I have been busy working on a statement that captures the essence of policy informatics. Here is my first-cut at the definition. I thank all those who have already provided comments on this version, especially Dr. Erik Johnston (Co-Director of the Center for Public Informatics at Arizona State University). Please do send me your comments, both positive and negative, and suggestions for improvement. Thanks.
Solving complex public policy problems, dilemmas, and challenges requires deliberate, and sophisticated, information analysis.

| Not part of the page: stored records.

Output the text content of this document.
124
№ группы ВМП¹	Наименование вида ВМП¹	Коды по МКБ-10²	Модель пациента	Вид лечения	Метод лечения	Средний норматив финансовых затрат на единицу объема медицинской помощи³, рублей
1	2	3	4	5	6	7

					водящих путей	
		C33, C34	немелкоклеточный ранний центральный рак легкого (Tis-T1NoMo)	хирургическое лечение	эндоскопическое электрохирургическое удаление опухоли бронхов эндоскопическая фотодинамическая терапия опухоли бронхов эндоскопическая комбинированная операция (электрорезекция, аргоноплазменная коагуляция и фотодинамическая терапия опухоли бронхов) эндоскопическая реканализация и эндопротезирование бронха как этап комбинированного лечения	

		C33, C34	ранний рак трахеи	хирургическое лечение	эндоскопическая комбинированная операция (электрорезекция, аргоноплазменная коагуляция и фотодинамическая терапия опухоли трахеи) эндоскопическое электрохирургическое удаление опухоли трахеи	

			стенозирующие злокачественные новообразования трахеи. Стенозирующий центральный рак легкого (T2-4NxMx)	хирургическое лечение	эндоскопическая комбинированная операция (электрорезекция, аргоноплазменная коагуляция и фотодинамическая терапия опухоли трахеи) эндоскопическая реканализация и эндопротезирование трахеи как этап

Policymakers often are faced with conflicting solutions to complex problems, thus making it necessary for them to test out their assumptions, interventions, and resolutions. Towards this end, it becomes critical for a policymaker to have an information-rich, interactive environment in which complex problems can be modeled, simulated, visualized, and studied.
Relevant information can range from being too abundant to hardly existent. In the former case, we face the challenge of leveraging large quantities of information under severe time and resource constraints. In the latter case, limited or incomplete information has to be used to make decisions on ambiguous solution spaces.
In deliberating, designing, and implementing policies, the policy makers and the public face a number of transactional and collaborative inefficiencies. Some of these inefficiencies arise from the simple reality that information held by both parties is difficult to articulate and even transfer, i.e. information is sticky. This makes it difficult for either party to collaborate as they do not fully empathize with the problems of the other.
In addition, advances in communication and computational technologies enable new pathways to solutions. Rather than trying to solve public problems, governments are able to empower its public to solve their own problems. Crowdsourcing and bottom-up, emergent, problem-solving are desirable as the public have a greater chance of taking charge of their own local problems, voicing their concerns, and arriving at locally relevant solutions. Designing and mobilizing platforms where citizen input is used effectively to solve local problems and collaborative forums improves the results, and therefore the relationships, for both the policy makers and the public.
Policy informatics is the study of how information is leveraged and efforts are coordinated towards solving complex public policy problems. Driven by the need to exploit information to tackle complex policy problems and to ensure efficient and efficient policy setting and implementation platforms, policy informatics seeks to
- enhance policy analysis and design through visualizing, modeling, and simulating complex policy scenarios,
- study the role of information systems and information-based governance platforms in policy planning, deliberation, and implementation,
- advance the management of information systems projects in the public sector,
- study how information analysis and management influences the design of participatory platforms, and
- arrive at theoretical and practical frameworks to advance our knowledge of the roles of information analysis in policy setting, the use of computational techniques in policy contexts, and how information-driven policy setting influences the nature of governance and governance platforms.
Policy informatics helps us advance evidence-driven policy design, wherein scientific models and analyses drive decision-making for resolution of complex policy challenges, dilemmas, and problems. Policy informatics is an emerging field of both research and a community of practice focusing on 1) advancing decision-making in the public sector through information-centric analysis of evidence that leverages computational and technological advances, and 2) designing, managing, and evaluating of information systems and infrastructures for policy construction, analysis, and implementation. Policy informatics expands to the multi-disciplinary nature of the public administration discipline by infusing it with the advances of information technology, management of information systems, and computational and informational science perspectives.